За железной оградой, почуяв неладное, тревожно загалдели встречающие.
Приехавших евреев молча, как арестантов, погрузили в один автобус, заперли двери, и молодая, без улыбки, русская девица-гид обратилась к ним на чистом немецком языке, а водитель с каменными плечами кадрового военного недобро оглядывал своих пассажиров в зеркальце над ветровым стеклом.
— Дорогие гости, — сказала гид. — Мы рады приветствовать вас в столице Советской Латвии — городе Рига. Сейчас мы с вами совершим экскурсию по городу, и вы увидите исторические достопримечательности красавицы Риги. А после экскурсии вернемся в порт.
— Простите, — сказал по-русски, робко подняв руку, как прилежный школьник, один из пассажиров. — А выйти из автобуса в городе мы сможем?
Ничто не дрогнуло в белесом славянском лице гида. Не удивившись вопросу, заданному по-русски, она тем не менее ответила на немецком языке:
— К сожалению, из-за недостатка времени мы не сможем предоставить вам такой возможности. Достопримечательности Риги вы увидите из окна автобуса.
— И обедать будем в автобусе? — раздраженно спросил другой голос по-русски.
— Обедать вы будете на своем корабле, — по-немецки ответила гид. — Мы вас не станем утомлять экскурсией. Как раз к обеду вернемся в порт.
Наглухо запертый автобус рванул с места, охрана распахнула железные ворота, и среди сгрудившихся с обеих сторон дороги людей пассажиры успели разглядеть родные лица, мелькнувшие до боли знакомыми пятнами. Автобус на большой скорости уходил в город. А за ним, догоняя и отставая, устремилась вереница легковых автомобилей — частных и такси. В этих автомобилях мчались, как на похоронах, зареванные родственники, заклиная шоферов не терять из виду туристский автобус.
Гид долго и скучно бормотала в микрофон по-немецки заученные тексты, рекомендуя пассажирам посмотреть то налево, то направо. Автобус не останавливался, лишь замедляя ход возле достопримечательностей города, о которых монотонно повествовала гид.

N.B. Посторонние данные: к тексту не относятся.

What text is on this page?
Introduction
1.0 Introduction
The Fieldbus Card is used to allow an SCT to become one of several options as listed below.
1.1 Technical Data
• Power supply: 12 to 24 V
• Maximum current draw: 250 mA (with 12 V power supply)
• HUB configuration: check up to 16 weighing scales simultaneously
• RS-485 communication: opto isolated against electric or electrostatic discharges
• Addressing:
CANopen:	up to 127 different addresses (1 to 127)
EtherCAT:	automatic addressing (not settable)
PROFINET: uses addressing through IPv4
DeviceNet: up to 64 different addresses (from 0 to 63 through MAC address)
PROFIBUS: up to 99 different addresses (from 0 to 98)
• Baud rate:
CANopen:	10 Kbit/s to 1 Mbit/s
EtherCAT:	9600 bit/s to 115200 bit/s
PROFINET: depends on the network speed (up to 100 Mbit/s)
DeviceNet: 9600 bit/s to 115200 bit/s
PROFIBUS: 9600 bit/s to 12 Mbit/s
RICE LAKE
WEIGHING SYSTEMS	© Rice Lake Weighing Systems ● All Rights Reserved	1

Проносились улицы и бульвары, памятные многим пассажирам автобуса по прежним временам, еще в бытность советскими гражданами. В Ригу ездили со всех концов России, чтобы провести отпуск на Рижском взморье или купить что-нибудь в рижских магазинах, потому что Рига была городом, открытым для иностранных туристов, и поэтому снабжалась товарами лучше других городов.

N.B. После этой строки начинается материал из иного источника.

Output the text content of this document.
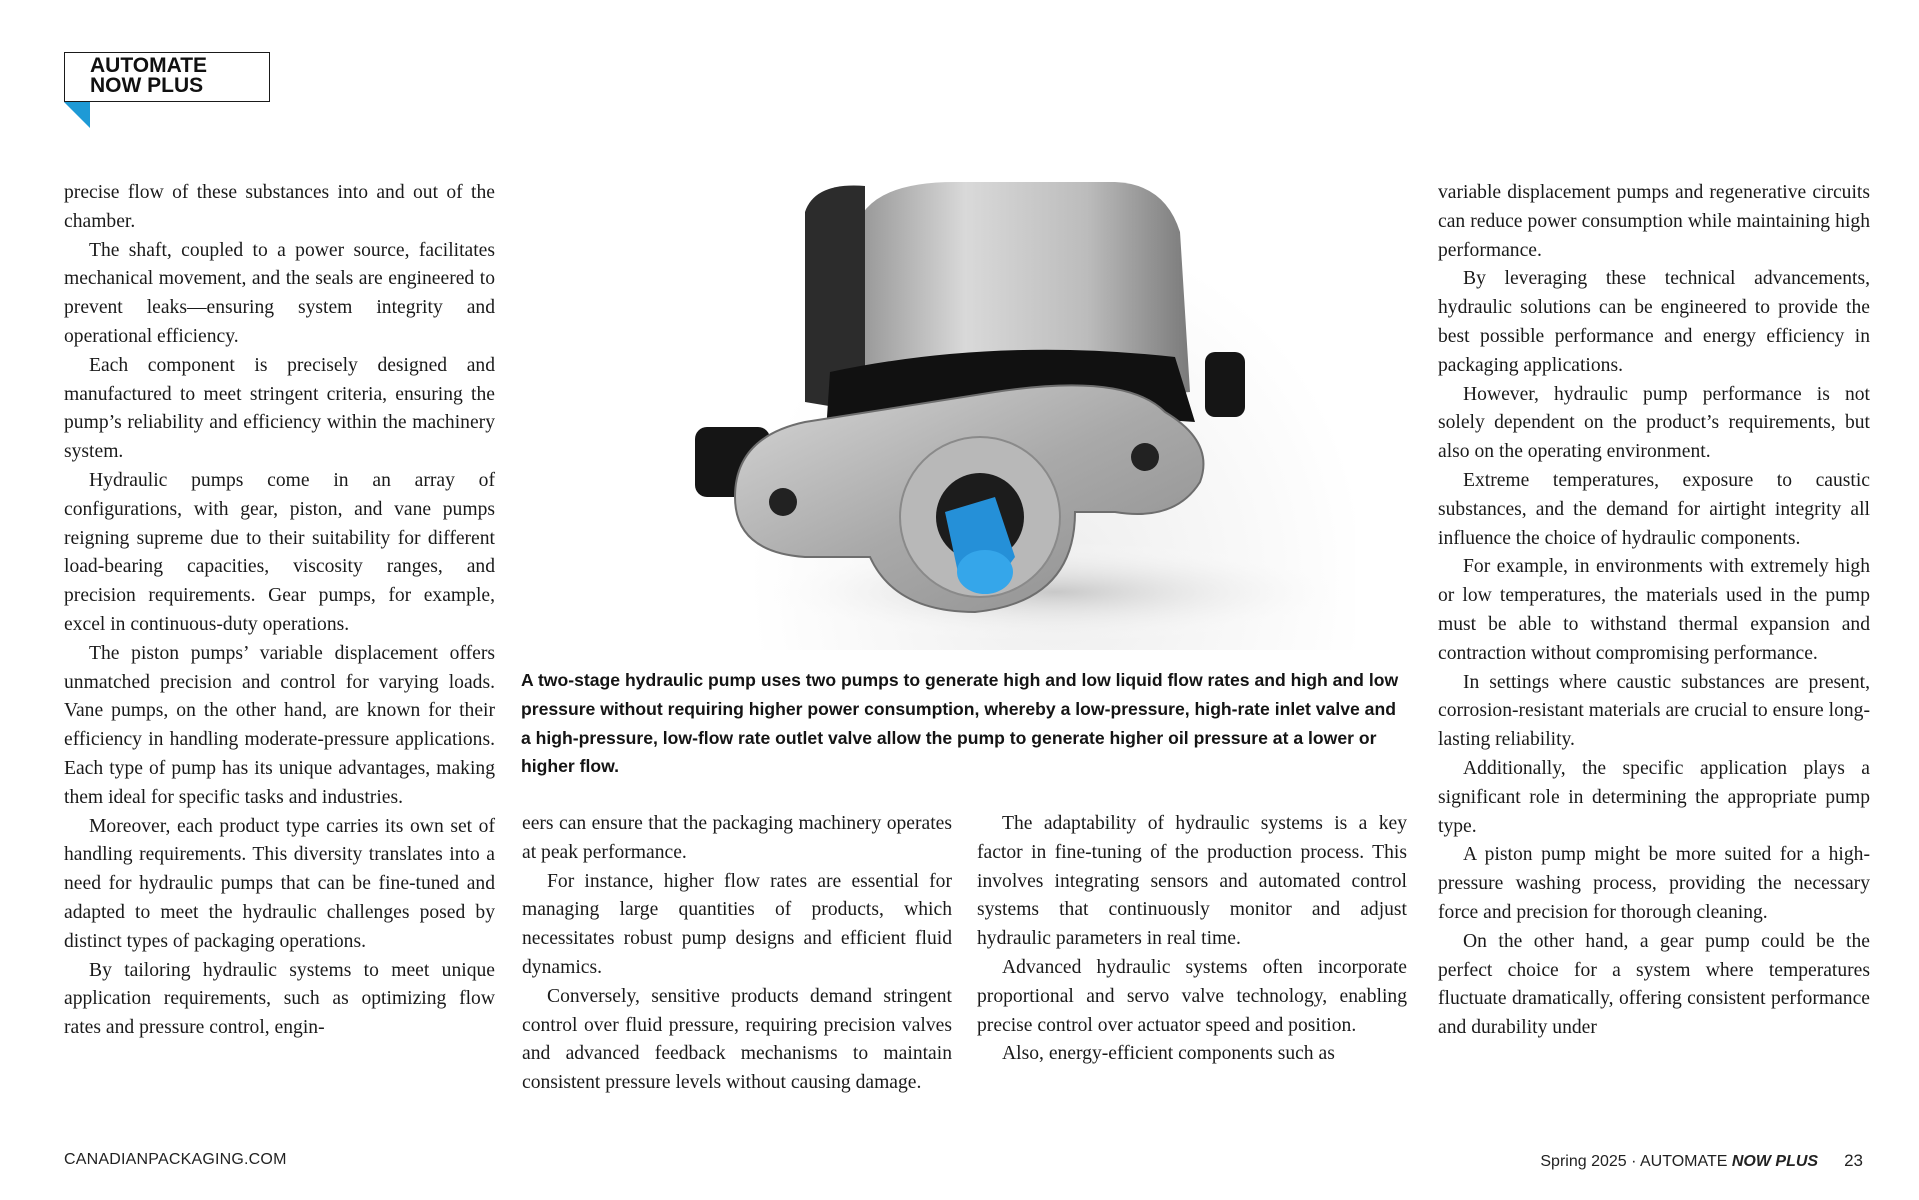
AUTOMATE
NOW PLUS

precise flow of these substances into and out of the chamber.

The shaft, coupled to a power source, facilitates mechanical movement, and the seals are engineered to prevent leaks—ensuring system integrity and operational efficiency.

Each component is precisely designed and manufactured to meet stringent criteria, ensuring the pump’s reliability and efficiency within the machinery system.

Hydraulic pumps come in an array of configurations, with gear, piston, and vane pumps reigning supreme due to their suitability for different load-bearing capacities, viscosity ranges, and precision requirements. Gear pumps, for example, excel in continuous-duty operations.

The piston pumps’ variable displacement offers unmatched precision and control for varying loads. Vane pumps, on the other hand, are known for their efficiency in handling moderate-pressure applications. Each type of pump has its unique advantages, making them ideal for specific tasks and industries.

Moreover, each product type carries its own set of handling requirements. This diversity translates into a need for hydraulic pumps that can be fine-tuned and adapted to meet the hydraulic challenges posed by distinct types of packaging operations.

By tailoring hydraulic systems to meet unique application requirements, such as optimizing flow rates and pressure control, engin-

A two-stage hydraulic pump uses two pumps to generate high and low liquid flow rates and high and low pressure without requiring higher power consumption, whereby a low-pressure, high-rate inlet valve and a high-pressure, low-flow rate outlet valve allow the pump to generate higher oil pressure at a lower or higher flow.

eers can ensure that the packaging machinery operates at peak performance.

For instance, higher flow rates are essential for managing large quantities of products, which necessitates robust pump designs and efficient fluid dynamics.

Conversely, sensitive products demand stringent control over fluid pressure, requiring precision valves and advanced feedback mechanisms to maintain consistent pressure levels without causing damage.

The adaptability of hydraulic systems is a key factor in fine-tuning of the production process. This involves integrating sensors and automated control systems that continuously monitor and adjust hydraulic parameters in real time.

Advanced hydraulic systems often incorporate proportional and servo valve technology, enabling precise control over actuator speed and position.

Also, energy-efficient components such as

variable displacement pumps and regenerative circuits can reduce power consumption while maintaining high performance.

By leveraging these technical advancements, hydraulic solutions can be engineered to provide the best possible performance and energy efficiency in packaging applications.

However, hydraulic pump performance is not solely dependent on the product’s requirements, but also on the operating environment.

Extreme temperatures, exposure to caustic substances, and the demand for airtight integrity all influence the choice of hydraulic components.

For example, in environments with extremely high or low temperatures, the materials used in the pump must be able to withstand thermal expansion and contraction without compromising performance.

In settings where caustic substances are present, corrosion-resistant materials are crucial to ensure long-lasting reliability.

Additionally, the specific application plays a significant role in determining the appropriate pump type.

A piston pump might be more suited for a high-pressure washing process, providing the necessary force and precision for thorough cleaning.

On the other hand, a gear pump could be the perfect choice for a system where temperatures fluctuate dramatically, offering consistent performance and durability under

CANADIANPACKAGING.COM	Spring 2025 · AUTOMATE NOW PLUS 23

Теперь они сами были иностранными туристами. Но туристами особыми, не достойными обязательного казенного гостеприимства, и поэтому их закупорили в автобусе и катали, как в клетке, по городу, на немецком языке расхваливая им прелести страны, из которой они сами еле ноги унесли.
Водитель автобуса играл с преследовавшими его автомобилями в кошки-мышки. То увеличивал скорость, то внезапно сворачивал в сторону, на время скрывшись из виду. В автомобилях начинались рыдания и стоны, утихали они, когда нагоняли туристский автобус.

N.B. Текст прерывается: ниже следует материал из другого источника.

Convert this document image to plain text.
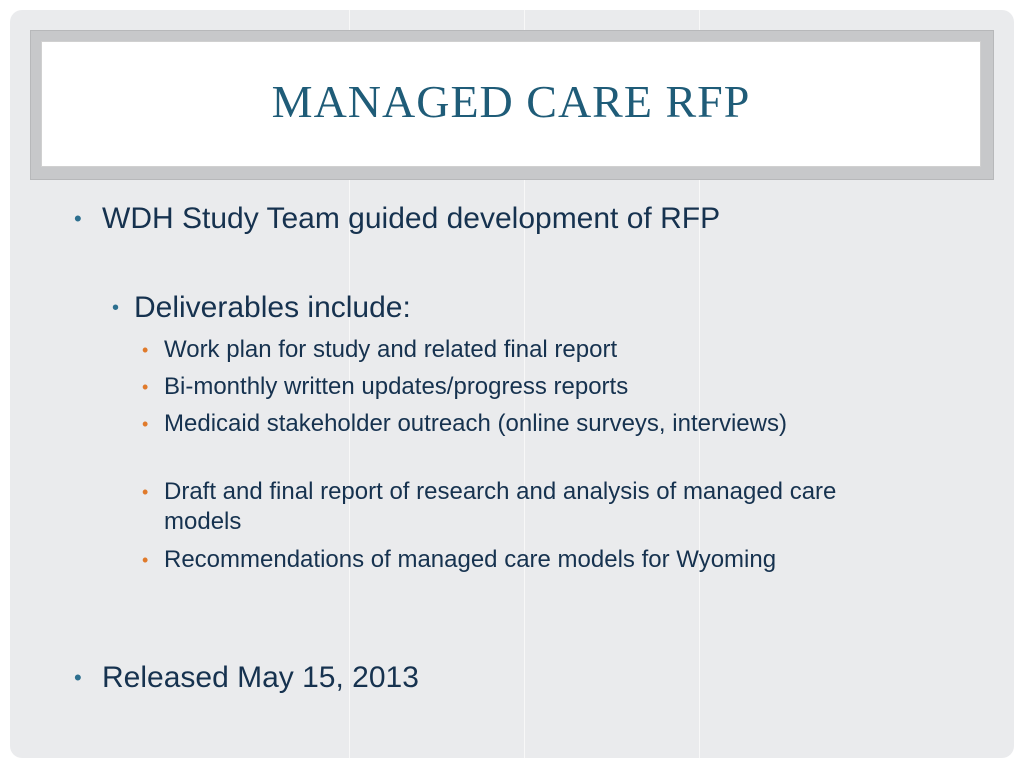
MANAGED CARE RFP
• WDH Study Team guided development of RFP
• Deliverables include:
• Work plan for study and related final report
• Bi-monthly written updates/progress reports
• Medicaid stakeholder outreach (online surveys, interviews)
• Draft and final report of research and analysis of managed care models
• Recommendations of managed care models for Wyoming
• Released May 15, 2013
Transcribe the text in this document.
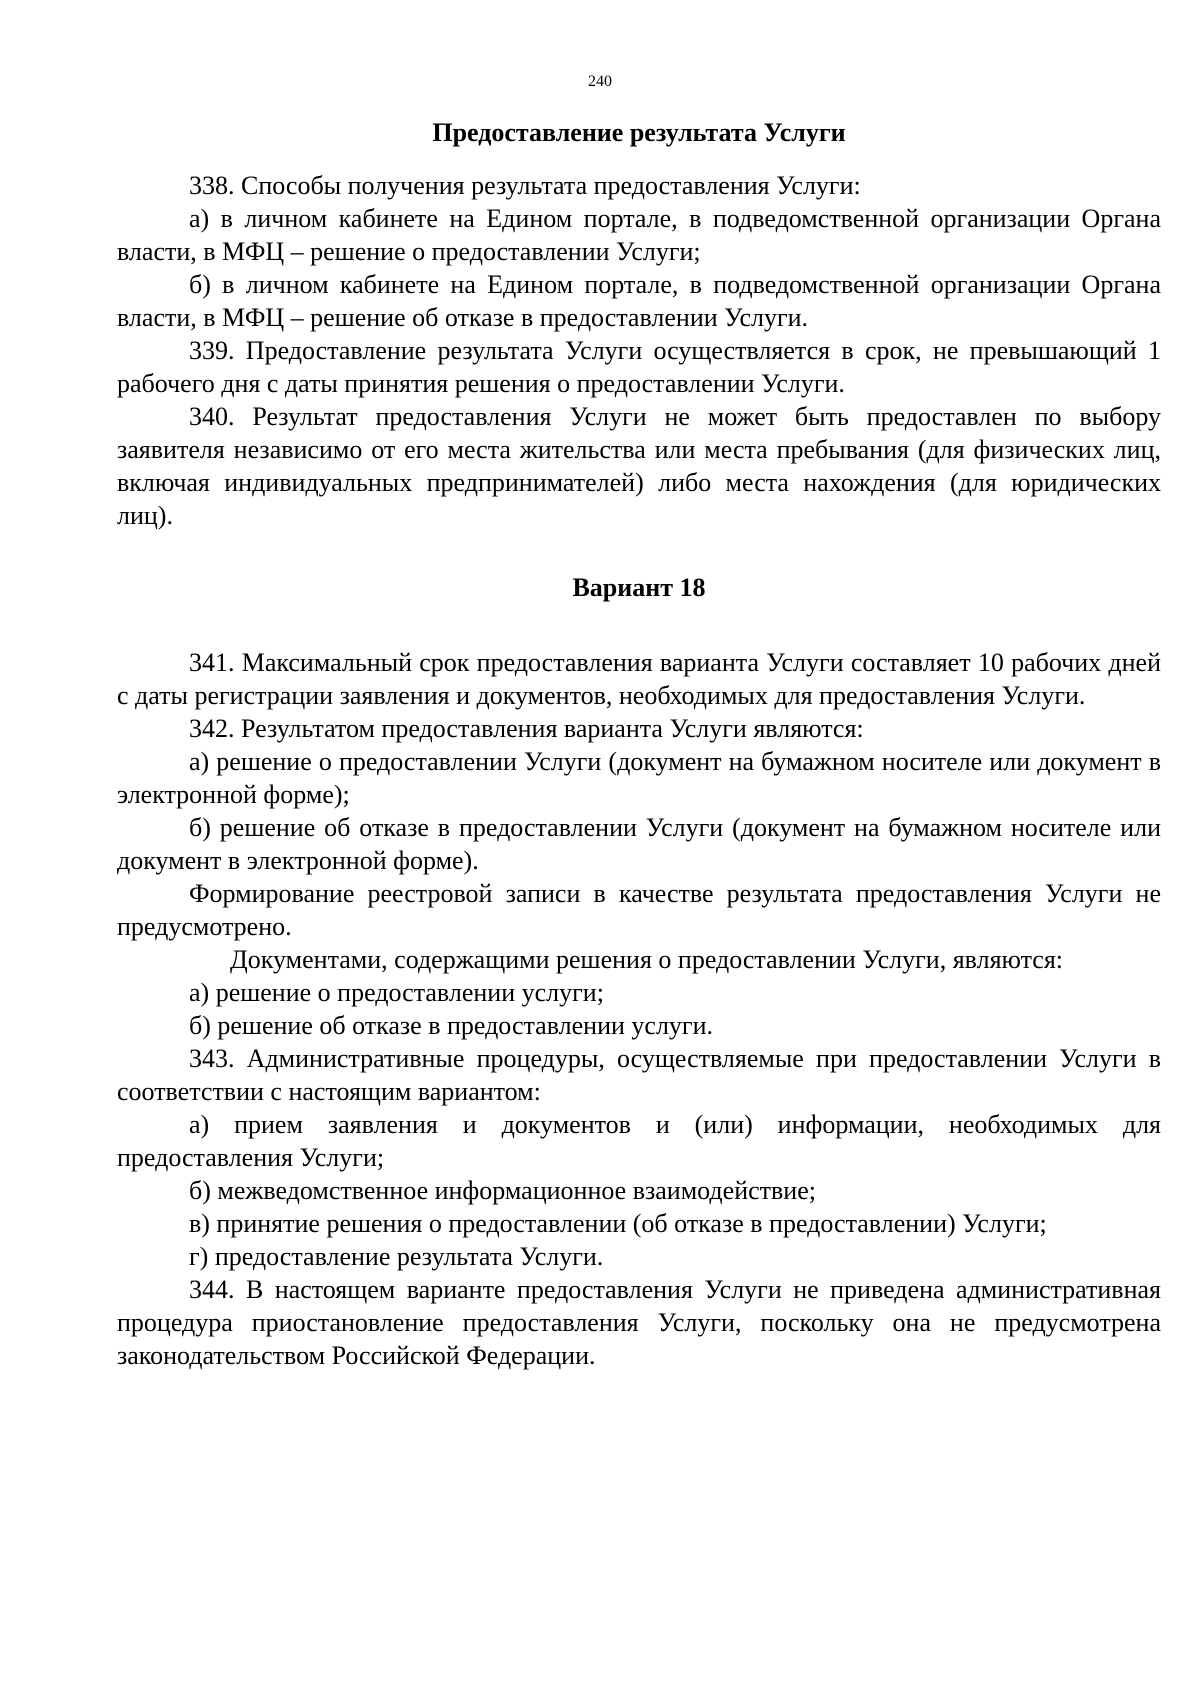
240
Предоставление результата Услуги

338. Способы получения результата предоставления Услуги:

а) в личном кабинете на Едином портале, в подведомственной организации Органа власти, в МФЦ – решение о предоставлении Услуги;

б) в личном кабинете на Едином портале, в подведомственной организации Органа власти, в МФЦ – решение об отказе в предоставлении Услуги.

339. Предоставление результата Услуги осуществляется в срок, не превышающий 1 рабочего дня с даты принятия решения о предоставлении Услуги.

340. Результат предоставления Услуги не может быть предоставлен по выбору заявителя независимо от его места жительства или места пребывания (для физических лиц, включая индивидуальных предпринимателей) либо места нахождения (для юридических лиц).

Вариант 18

341. Максимальный срок предоставления варианта Услуги составляет 10 рабочих дней с даты регистрации заявления и документов, необходимых для предоставления Услуги.

342. Результатом предоставления варианта Услуги являются:

а) решение о предоставлении Услуги (документ на бумажном носителе или документ в электронной форме);

б) решение об отказе в предоставлении Услуги (документ на бумажном носителе или документ в электронной форме).

Формирование реестровой записи в качестве результата предоставления Услуги не предусмотрено.

Документами, содержащими решения о предоставлении Услуги, являются:

а) решение о предоставлении услуги;

б) решение об отказе в предоставлении услуги.

343. Административные процедуры, осуществляемые при предоставлении Услуги в соответствии с настоящим вариантом:

а) прием заявления и документов и (или) информации, необходимых для предоставления Услуги;

б) межведомственное информационное взаимодействие;

в) принятие решения о предоставлении (об отказе в предоставлении) Услуги;

г) предоставление результата Услуги.

344. В настоящем варианте предоставления Услуги не приведена административная процедура приостановление предоставления Услуги, поскольку она не предусмотрена законодательством Российской Федерации.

Так и колесили по городу. Со слезами на глазах у тех, кто был в автобусе, и громким плачем в старавшихся не отстать легковых автомобилях.
Но всему приходит конец. Пришел конец и этой гонке. В туристский маршрут входило обязательное посещение рижского кладбища — одного из самых красивых кладбищ в мире, славящегося удивительными памятниками на могилах и прекрасно спланированными аллеями и газонами. Лучше этого кладбища, пожалуй, только одно во всем мире — в итальянском городе Генуя.
На кладбище, разумеется, нельзя разъезжать в автобусе. Поэтому перед воротами пассажиров выгрузили и повели цепочкой под сень старых каштанов и лип, к линиям мраморных и гранитных надгробий, утонувших в зелени стриженых кустов.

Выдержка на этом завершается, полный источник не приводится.